Aquella tarde, una persona entró lentamente a su habitación sin siquiera llamar. Jun ni siquiera miró a su madre al escuchar el ruido de la puerta, estaba boca arriba mirando el techo. Tsubame se acercó, miró el plato de arroz que había traído hace un rato y vio que estaba todavía repleto, ya frío para ese mometno. Tomó el plato e intentó ver a su hija a los ojos. Dentro de estos, no veía absolutamente nada, eran tan solo dos esferas que no reflejaban vida y estaban rodeadas de abundantes ojeras.
—Hija, no te quiero pedir que hagas nada pero ya sabes que ya podemos ver a tu padre. — Jun ni siquiera reaccionó. —Y, bueno, puede que dentro de poco ya pueda volver a casa.
»Tal vez, aunque sea bañarte puede ayudarte a levantarte a hacer algo ¿No crees? — Luego de que la chica no le responda por unos segundos, su madre chasqueó los dedos. —¿Me estás escuchando?
—Vete, por favor. — Dijo desganada aunque con algo de enojo, aún sin mirarla. No parecía tener mucha paciencia en esa situación.
Tsubame suspiró y se retiró de allí.
Luego de unas cuantas horas, pasada la medianoche, Jun logró levantarse. Busco una hoja y comenzó a escribir durante unos cuantos minutos. Con la iluminación que le ofrecía la luna por la ventana, podía ver lo que escribía y podía desenvolverse de manera fluida. Era como si ya había pensado gran parte de aquel texto.

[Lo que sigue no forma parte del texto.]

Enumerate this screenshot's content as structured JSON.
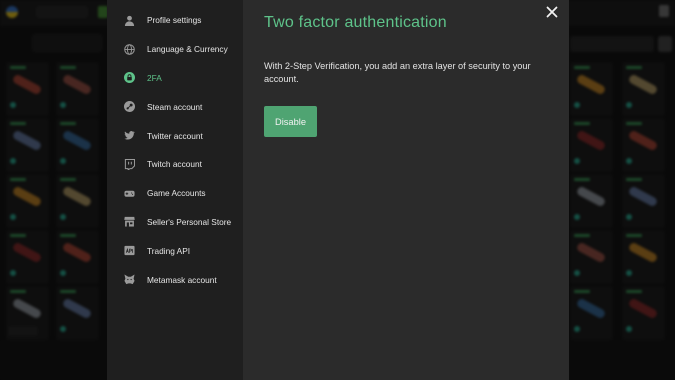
{
  "sidebar": {
    "items": [
      {
        "label": "Profile settings",
        "icon": "user-icon"
      },
      {
        "label": "Language & Currency",
        "icon": "globe-icon"
      },
      {
        "label": "2FA",
        "icon": "lock-icon"
      },
      {
        "label": "Steam account",
        "icon": "steam-icon"
      },
      {
        "label": "Twitter account",
        "icon": "twitter-icon"
      },
      {
        "label": "Twitch account",
        "icon": "twitch-icon"
      },
      {
        "label": "Game Accounts",
        "icon": "gamepad-icon"
      },
      {
        "label": "Seller's Personal Store",
        "icon": "store-icon"
      },
      {
        "label": "Trading API",
        "icon": "api-icon"
      },
      {
        "label": "Metamask account",
        "icon": "fox-icon"
      }
    ],
    "active_index": 2
  },
  "panel": {
    "title": "Two factor authentication",
    "description": "With 2-Step Verification, you add an extra layer of security to your account.",
    "disable_label": "Disable"
  },
  "colors": {
    "accent": "#5ec38a",
    "button": "#4fa472",
    "sidebar_bg": "#1f1f1f",
    "content_bg": "#2b2b2b"
  }
}
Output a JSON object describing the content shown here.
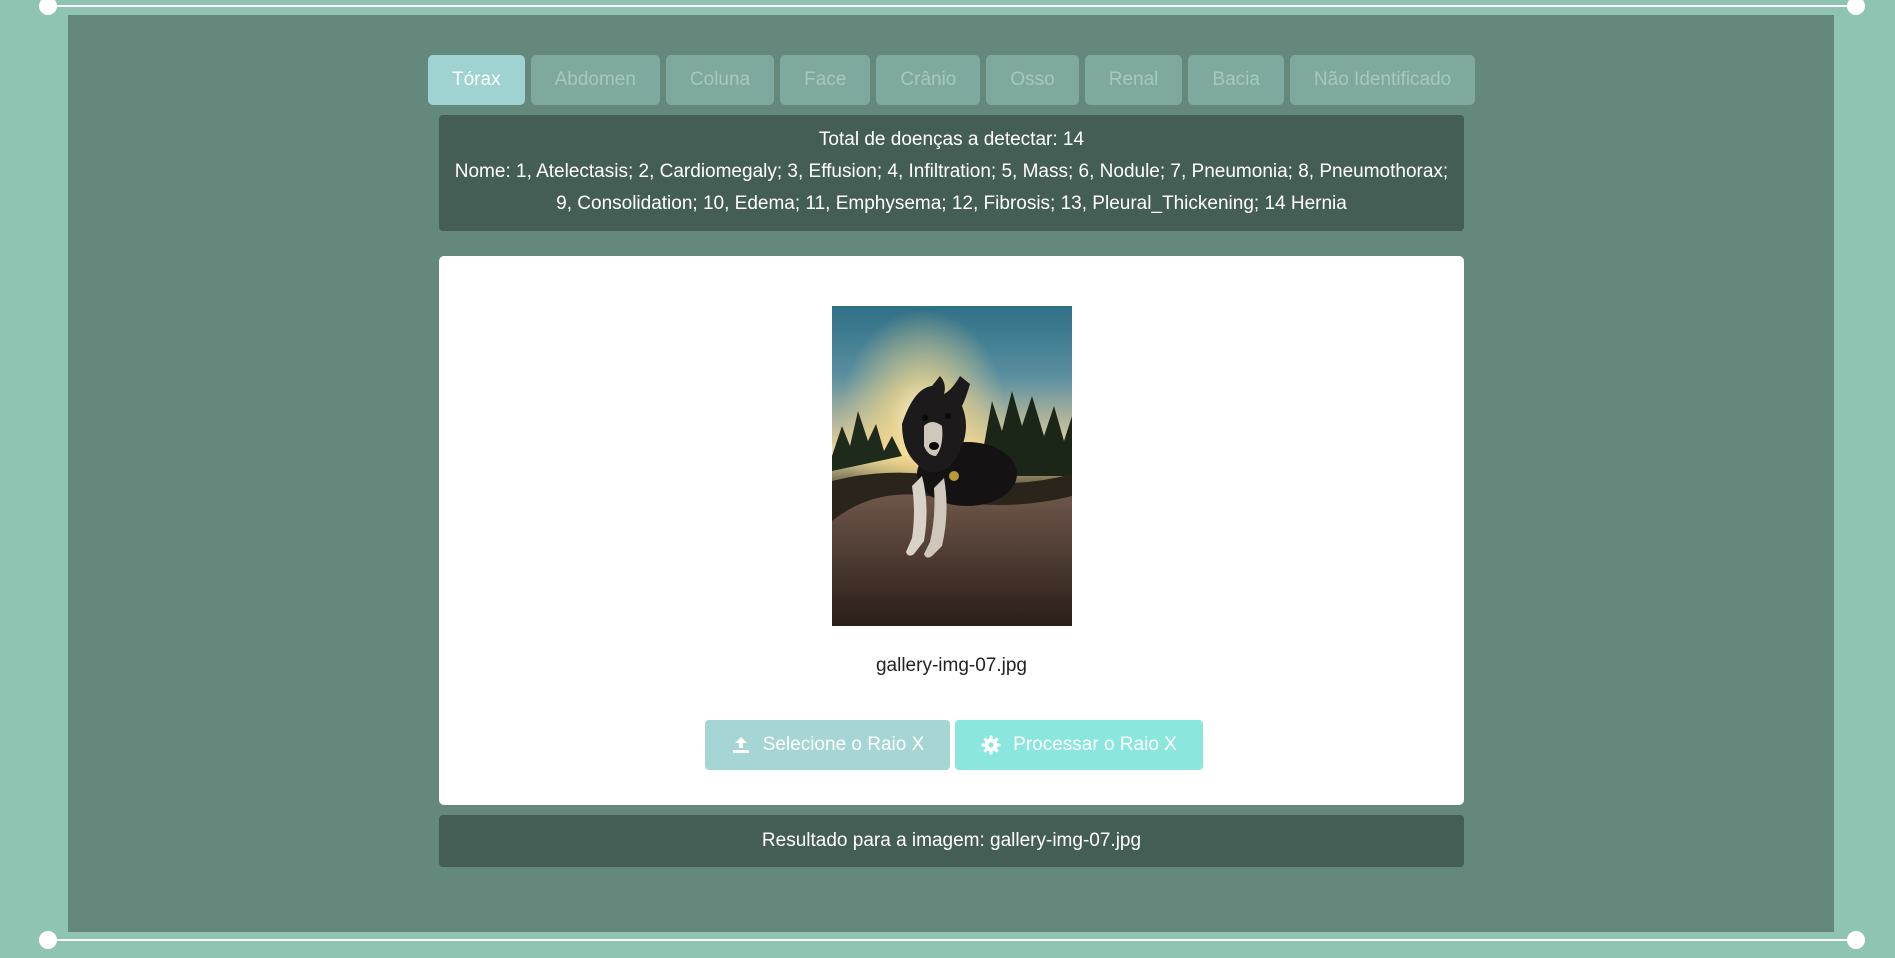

Al finalizar, dobló aquel papel y se lo guardó. Tomó una prenda de ropa y se dirigió a la ducha. Hizo todo lo posible en no hacer mucho ruido, después de todo ya era bastante tarde y no quería molestar a sus familiares.
La lluvia, de la ducha, (muy) caliente caía sobre la cabeza de la chica. Se había aseado ya pero su cuerpo encontraba un momento de paz allí, probablemente de los pocos momentos de paz de hace un largo tiempo ya.
«¿Que soy?»
Luego de apagar la ducha y secar su cuerpo, con una parsimonia impropia de la Nara, miró al espejo. Sin embargo, no encontró a nadie allí. Se puso el kimono floreado que había llevado al baño. Si bien en este predominaba un color blanco, los detalles tenían sutiles tonos de violeta.
Caminó por el pasillo, pero no se dirigió a su habitación, sino a otra de estas. Cuando abrió la puerta, lo hizo suave, no como las miles de veces que lo había hecho anteriormente de manera muy fuerte, generando que la puerta choque contra un mueble mal ubicado.
Cerró la puerta y vio, nuevamente, la organización y limpieza excelsa de la habitación, totalmente contraria a la suya. No parecía que nadie haya entrado ahí desde su partida. Abrió el armario y vio varias de sus prendas colgadas. Tomó una de las camisetas que usaba de una manera más casual por la casa y se quedó observándola, casi fascinada. Obsesiva, acercó su nariz y olió con fuerza esa prenda, buscándolo allí, por lo menos algunos segundos. De hecho, lo encontró. Encontró ese aroma cítrico que tanto usaba Él y con el que siempre andaba inundado. Le recordaba alguna vez que le regaño, otra que la estaba consolando, entre otros vagos recuerdos. Luego de aspirar como adicta, observó por última vez esa prenda y la volvió a guardar.
Antes de retirarse de la habitación, notó que había una pequeña cajita en algún estante del armario. En ella se encontraban dos pendientes, unos que usaba hace unos cuantos años. Estos tenían forma de letras y estaban escritos de manera vertical, por lo que son más alargados que anchos. Uno decía “Lealtad” (忠誠心) y el otro ponía “Disciplina” (躾). Simplemente tomó la caja y la guardó.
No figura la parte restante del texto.